A PNG sequence is a series of individually numbered PNG image files that together represent a
video animation — frame_001.png, frame_002.png, frame_003.png, and so on. Each file is
one frame of the animation. Imported into a video editor (DaVinci Resolve, Premiere Pro, After
Effects), the files play back as a smooth video clip.
Unlike MP4 video, PNG sequences can include an alpha channel (RGBA) for per-pixel transparency — making them the professional standard for compositing animated graphics over footage without masking.
Why PNG Sequences Are Used in Video Production
Each frame is a full-resolution PNG with no lossy compression. Sharp text edges and fine chart details are preserved at full quality.
PNG supports RGBA — the alpha channel stores per-pixel transparency. Animated graphics composite cleanly over any background without a white box.
NLEs read PNG sequences frame-by-frame, giving precise timing control. Easier to trim, slip, and adjust than compressed video.
PNG sequences are the standard inter-application format in professional VFX pipelines. Every major NLE and compositing tool supports them natively.
PNG Sequence vs. MP4 Video
| Property | PNG Sequence | MP4 (H.264) |
|---|---|---|
| Quality | Lossless — full quality | Lossy — compressed |
| Transparency | Full alpha channel (RGBA) | Not supported |
| File size | Large (many files) | Small (single file) |
| Compositing | Ideal — no background | Requires keying or matte |
| Final delivery | Not typical | Standard format |
| NLE support | All major NLEs | Universal |
Use PNG sequences for compositing during production.
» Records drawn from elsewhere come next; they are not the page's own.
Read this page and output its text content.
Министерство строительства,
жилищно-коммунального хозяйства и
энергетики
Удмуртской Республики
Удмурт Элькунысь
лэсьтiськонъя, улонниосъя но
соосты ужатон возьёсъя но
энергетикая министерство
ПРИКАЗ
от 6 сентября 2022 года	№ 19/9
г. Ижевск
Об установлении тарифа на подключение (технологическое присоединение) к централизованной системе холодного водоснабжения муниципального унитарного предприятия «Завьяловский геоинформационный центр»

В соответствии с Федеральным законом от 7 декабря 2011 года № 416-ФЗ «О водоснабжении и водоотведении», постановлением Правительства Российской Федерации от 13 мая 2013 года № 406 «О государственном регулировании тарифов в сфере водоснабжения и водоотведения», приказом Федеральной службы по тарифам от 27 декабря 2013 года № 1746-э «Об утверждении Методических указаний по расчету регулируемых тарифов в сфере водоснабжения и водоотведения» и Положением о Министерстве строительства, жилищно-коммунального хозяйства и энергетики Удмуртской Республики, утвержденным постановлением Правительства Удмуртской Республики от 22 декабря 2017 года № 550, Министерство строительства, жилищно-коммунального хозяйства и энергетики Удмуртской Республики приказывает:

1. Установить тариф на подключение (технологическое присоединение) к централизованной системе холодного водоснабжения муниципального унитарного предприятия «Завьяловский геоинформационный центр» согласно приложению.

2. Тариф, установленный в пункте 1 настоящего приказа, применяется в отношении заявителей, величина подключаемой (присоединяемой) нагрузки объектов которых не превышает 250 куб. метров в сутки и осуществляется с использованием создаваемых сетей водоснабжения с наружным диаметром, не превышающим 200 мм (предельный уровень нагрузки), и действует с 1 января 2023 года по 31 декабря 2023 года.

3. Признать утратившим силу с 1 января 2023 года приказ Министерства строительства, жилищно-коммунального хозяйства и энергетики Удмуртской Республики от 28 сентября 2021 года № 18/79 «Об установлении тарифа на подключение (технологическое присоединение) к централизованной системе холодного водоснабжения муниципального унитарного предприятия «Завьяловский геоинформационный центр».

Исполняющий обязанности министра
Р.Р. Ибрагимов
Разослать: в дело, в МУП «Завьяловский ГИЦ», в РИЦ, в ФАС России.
Use MP4 for final delivery to YouTube, social media, or clients.
How to Import a PNG Sequence
Right-click Media Pool → Import Media → navigate to PNG folder → select first frame → check "Image Sequence" → confirm. Full guide: full Resolve import guide →
File → Import → navigate to PNG folder → select first frame → check "Image Sequence" at the bottom of the dialog → set frame rate to match export settings.
File → Import → File → navigate to PNG folder → select first frame → check "PNG Sequence" → OK. The sequence imports as a footage item.
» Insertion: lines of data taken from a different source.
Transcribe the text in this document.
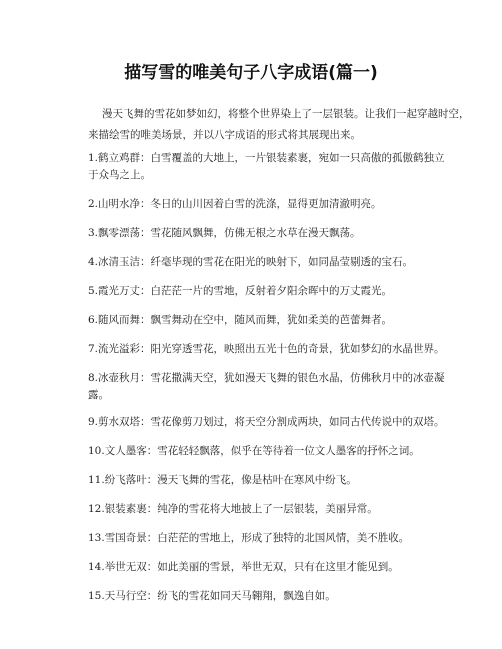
描写雪的唯美句子八字成语(篇一)

漫天飞舞的雪花如梦如幻，将整个世界染上了一层银装。让我们一起穿越时空，
来描绘雪的唯美场景，并以八字成语的形式将其展现出来。

1.鹤立鸡群：白雪覆盖的大地上，一片银装素裹，宛如一只高傲的孤傲鹤独立
于众鸟之上。

2.山明水净：冬日的山川因着白雪的洗涤，显得更加清澈明亮。

3.飘零漂荡：雪花随风飘舞，仿佛无根之水草在漫天飘荡。

4.冰清玉洁：纤毫毕现的雪花在阳光的映射下，如同晶莹剔透的宝石。

5.霞光万丈：白茫茫一片的雪地，反射着夕阳余晖中的万丈霞光。

6.随风而舞：飘雪舞动在空中，随风而舞，犹如柔美的芭蕾舞者。

7.流光溢彩：阳光穿透雪花，映照出五光十色的奇景，犹如梦幻的水晶世界。

8.冰壶秋月：雪花撒满天空，犹如漫天飞舞的银色水晶，仿佛秋月中的冰壶凝
露。

9.剪水双塔：雪花像剪刀划过，将天空分割成两块，如同古代传说中的双塔。

10.文人墨客：雪花轻轻飘落，似乎在等待着一位文人墨客的抒怀之词。

11.纷飞落叶：漫天飞舞的雪花，像是枯叶在寒风中纷飞。

12.银装素裹：纯净的雪花将大地披上了一层银装，美丽异常。

13.雪国奇景：白茫茫的雪地上，形成了独特的北国风情，美不胜收。

14.举世无双：如此美丽的雪景，举世无双，只有在这里才能见到。

15.天马行空：纷飞的雪花如同天马翱翔，飘逸自如。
PNG Sequences and framechart
framechart is a native DaVinci Resolve plugin — inside Resolve, the chart composites with transparency directly in your timeline, so there's no PNG sequence round-trip at all. A PNG sequence only enters the picture if you need the chart in an NLE other than Resolve:
- 1. Drop the framechart effect onto a clip in Resolve, point it at your CSV, and pick a Clean template variant for a transparent background.
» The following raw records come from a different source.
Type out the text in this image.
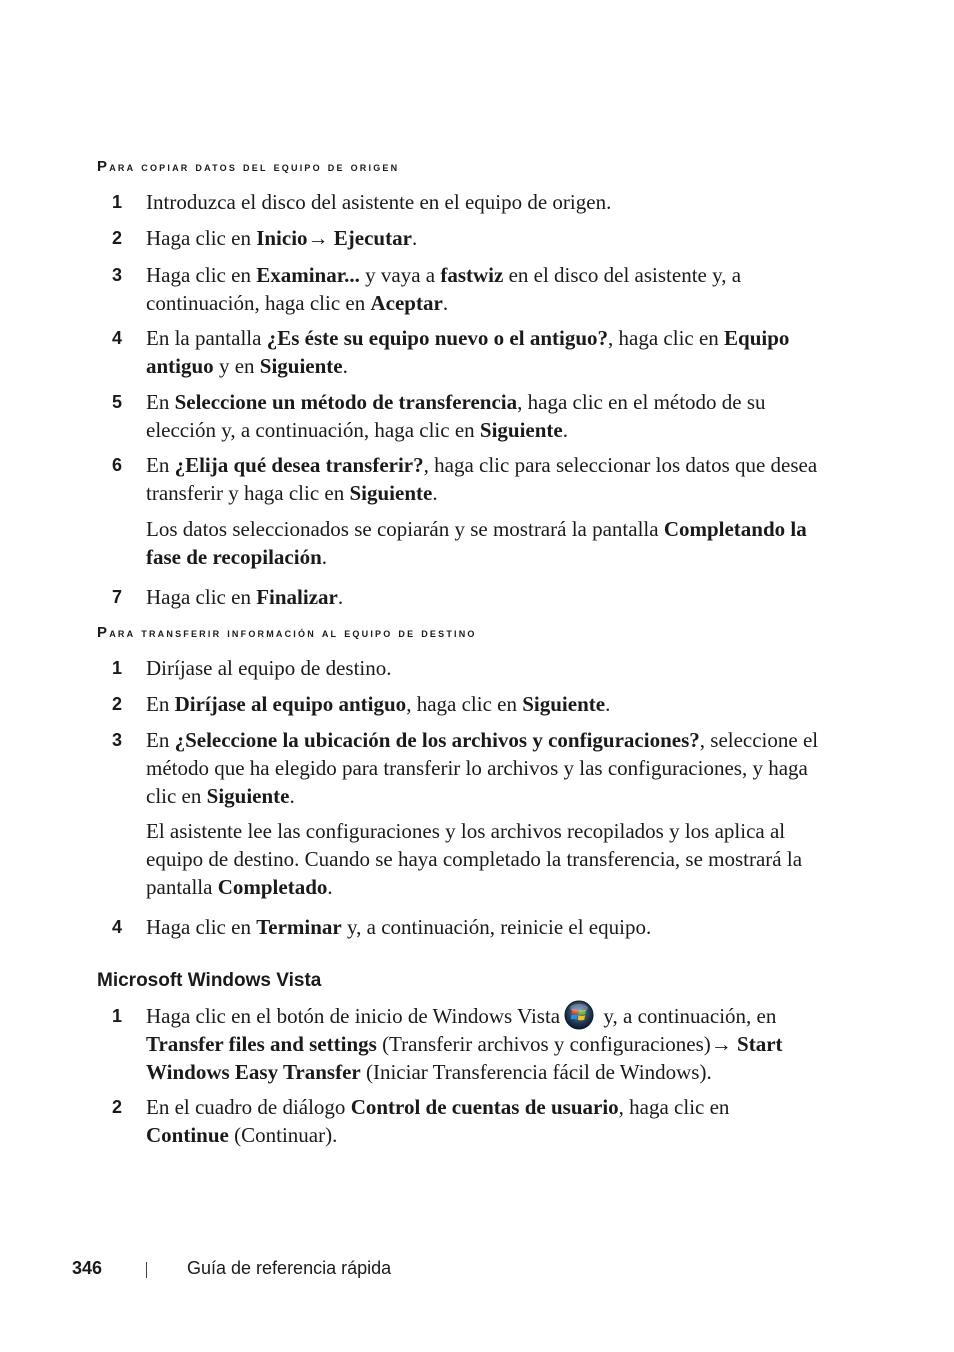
Para copiar datos del equipo de origen
1 Introduzca el disco del asistente en el equipo de origen.
2 Haga clic en Inicio→ Ejecutar.
3 Haga clic en Examinar... y vaya a fastwiz en el disco del asistente y, a continuación, haga clic en Aceptar.
4 En la pantalla ¿Es éste su equipo nuevo o el antiguo?, haga clic en Equipo antiguo y en Siguiente.
5 En Seleccione un método de transferencia, haga clic en el método de su elección y, a continuación, haga clic en Siguiente.
6 En ¿Elija qué desea transferir?, haga clic para seleccionar los datos que desea transferir y haga clic en Siguiente.
Los datos seleccionados se copiarán y se mostrará la pantalla Completando la fase de recopilación.
7 Haga clic en Finalizar.
Para transferir información al equipo de destino
1 Diríjase al equipo de destino.
2 En Diríjase al equipo antiguo, haga clic en Siguiente.
3 En ¿Seleccione la ubicación de los archivos y configuraciones?, seleccione el método que ha elegido para transferir lo archivos y las configuraciones, y haga clic en Siguiente.
El asistente lee las configuraciones y los archivos recopilados y los aplica al equipo de destino. Cuando se haya completado la transferencia, se mostrará la pantalla Completado.
4 Haga clic en Terminar y, a continuación, reinicie el equipo.
Microsoft Windows Vista
1 Haga clic en el botón de inicio de Windows Vista y, a continuación, en Transfer files and settings (Transferir archivos y configuraciones)→ Start Windows Easy Transfer (Iniciar Transferencia fácil de Windows).
2 En el cuadro de diálogo Control de cuentas de usuario, haga clic en Continue (Continuar).
346	Guía de referencia rápida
- 2. For Premiere Pro or After Effects: render the chart in Resolve as ProRes 4444 with Export Alpha enabled — a single file with a full alpha channel, no per-frame PNGs needed.
- 3. If you specifically need a PNG sequence, use Resolve's own image-sequence render preset on the composited timeline instead.
Frequently Asked Questions
What is a PNG sequence in video editing?
A PNG sequence is a folder of sequentially numbered PNG image files (frame_001.png, frame_002.png...) that an NLE reads as a single video clip. Each frame is lossless and can have alpha channel transparency.
Why use a PNG sequence instead of MP4?
PNG sequences preserve full quality (no compression), support alpha channel transparency (MP4 does not), and allow frame-accurate compositing. MP4 is better for final delivery; PNG sequence is better for production-stage compositing.
What does RGBA mean in a PNG sequence?
RGBA = Red, Green, Blue, Alpha. The alpha channel stores transparency information per pixel. Pixels with alpha=0 are fully transparent; alpha=255 is fully opaque. RGBA PNG sequences composite over any background without masking.
How large are PNG sequence files?
PNG sequences are larger than MP4 files because they are uncompressed (or lightly compressed). A 10-second 1080p 30fps chart produces ~300 PNG files. A 4K 60fps version produces ~600 files at higher resolution. Store on an SSD for smooth NLE import.
How do I get a PNG sequence from framechart?
You usually don't need one — inside DaVinci Resolve, the framechart plugin composites with transparency directly in your timeline. For Premiere Pro or After Effects, render the chart in Resolve as ProRes 4444 with Export Alpha enabled instead; if you specifically need PNG frames, use Resolve's own image-sequence render preset on the composited timeline.